Il y a cinq ans, Catherine Strubhardt, habitante du village, ancienne infirmière désormais à la retraite, a eu l’idée de proposer la création de ce lieu. "Nous habitons ce qu’on appelle un village rue : une rue principale, longue, de part et d’autre des maisons." Aucun commerce à part un hôtel, pour Catherine, il fallait faire quelque chose. L’idée a été présentée à la mairie, puis aux habitants. Tous ravis de cette initiative, l’association "La Grantèle" a vu le jour. Le maire a mis à disposition un ancien garage et a financé une partie des travaux.

17 m² à peine, mais tout est là. "Ici, on trouve tout. Des fruits, des légumes, du pain, de l’huile, du café, des produits laitiers, de la viande, des pâtes, et même des produits ménagers", nous indique Catherine Strubhardt, présidente de l'association. "Plus de 500 références avec une préférence pour les produits locaux." D’ailleurs, ce jour-là, une productrice de fromage de chèvre d’un village voisin vient faire sa livraison.

Lydie, 88 ans, bénévole heureuse 

En moyenne, 45 personnes par jour passent à l’épicerie. Parmi elles, le maire, Charles Schlachter qui vient chercher son pain tous les matins. Il est très fier de ce projet. "Cela manquait au village. Ce n'est que du bonheur." L’épicerie attire aussi des habitants de villages voisins qui y voient l’occasion de trouver des produits frais locaux. Elle emploie deux personnes à temps partiel. Le reste du temps, car l’épicerie est ouverte presque tous les jours, ce sont des bénévoles qui tiennent la boutique.

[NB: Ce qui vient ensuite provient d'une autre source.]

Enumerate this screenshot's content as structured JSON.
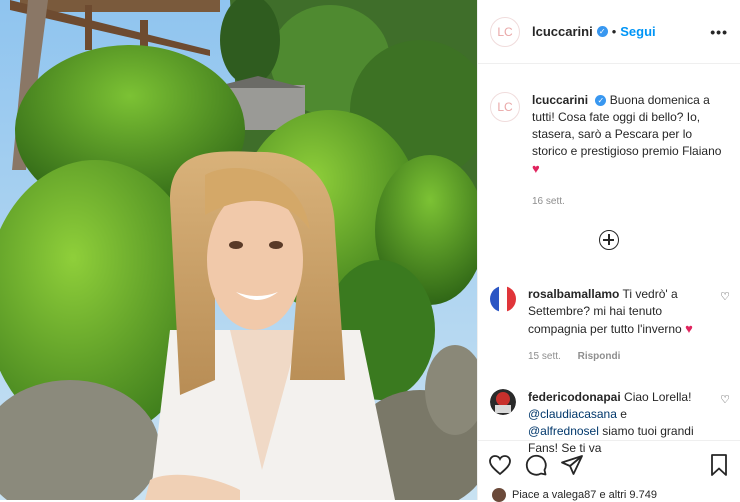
{
  "post": {
    "username": "lcuccarini",
    "avatar_text": "LC",
    "separator": "•",
    "follow_label": "Segui",
    "more_label": "•••",
    "caption": "Buona domenica a tutti! Cosa fate oggi di bello? Io, stasera, sarò a Pescara per lo storico e prestigioso premio Flaiano",
    "caption_emoji": "♥",
    "timestamp": "16 sett."
  },
  "comments": [
    {
      "username": "rosalbamallamo",
      "text": "Ti vedrò' a Settembre? mi hai tenuto compagnia per tutto l'inverno",
      "emoji": "♥",
      "time": "15 sett.",
      "reply_label": "Rispondi"
    },
    {
      "username": "federicodonapai",
      "text_start": "Ciao Lorella!",
      "mention1": "@claudiacasana",
      "conj": "e",
      "mention2": "@alfrednosel",
      "text_end": "siamo tuoi grandi Fans! Se ti va"
    }
  ],
  "likes": {
    "text": "Piace a valega87 e altri 9.749"
  },
  "colors": {
    "accent": "#0095f6",
    "verified": "#3897f0",
    "meta": "#8e8e8e"
  }
}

Lydie, qui vient d’avoir 88 ans, "comme le département des Vosges", dit-elle avec malice. Elle n’a pas hésité une seconde il y a cinq ans pour faire partie de l’équipe. Elle habite à l’autre bout du village et deux fois par semaine, elle le traverse à pied ou à vélo pour prendre les choses en main. "J’aime voir du monde", nous raconte-t-elle. "Je n’ai pas le temps pour la retraite. Je suis quand même mieux là que devant ma télé".

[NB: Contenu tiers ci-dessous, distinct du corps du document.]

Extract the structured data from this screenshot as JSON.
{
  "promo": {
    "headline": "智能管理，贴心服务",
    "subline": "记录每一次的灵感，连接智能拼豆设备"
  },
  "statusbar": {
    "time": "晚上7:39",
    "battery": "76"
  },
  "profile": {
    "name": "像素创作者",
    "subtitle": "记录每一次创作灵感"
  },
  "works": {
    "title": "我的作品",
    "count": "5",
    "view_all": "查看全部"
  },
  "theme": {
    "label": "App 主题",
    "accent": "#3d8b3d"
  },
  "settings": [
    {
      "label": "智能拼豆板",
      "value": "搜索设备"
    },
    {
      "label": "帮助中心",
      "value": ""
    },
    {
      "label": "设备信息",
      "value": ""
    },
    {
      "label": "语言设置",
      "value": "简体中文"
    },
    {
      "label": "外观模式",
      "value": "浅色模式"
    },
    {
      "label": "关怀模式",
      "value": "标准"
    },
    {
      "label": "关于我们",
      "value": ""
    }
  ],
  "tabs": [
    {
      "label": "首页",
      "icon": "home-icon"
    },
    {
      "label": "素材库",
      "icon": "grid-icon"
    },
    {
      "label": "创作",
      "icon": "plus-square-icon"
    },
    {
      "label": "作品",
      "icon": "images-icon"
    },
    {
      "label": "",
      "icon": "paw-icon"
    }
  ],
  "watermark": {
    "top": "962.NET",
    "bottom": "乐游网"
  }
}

Lydie sert les clients, les aide à mettre les courses dans leur panier et elle n’est pas contre un petit brin de causette.

Une terrasse en été

Les clients que nous avons croisés sont enchantés. Le village retrouve le lien social qu’il a perdu avec la destruction de la boulangerie dans un incendie en août 2014. Elle était l’unique commerce du village.

Une fois par semaine, l’épicerie reste ouverte jusqu’à 20 h pour les élèves de l’école de musique et leurs parents. L’association La Grantèle fourmille d’idée. Devant l’épicerie, se trouve une petite terrasse que l’association aménage l’été.

Elle sert aux clients pour s’arrêter, pour discuter et pour boire un verre. Catherine Strubhardt est désormais à la recherche d’une licence III pour avoir le droit d’y servir officiellement des boissons, y compris des bières. La place du village de Grandvillers a désormais son adresse et vous ne pouvez pas la manquer.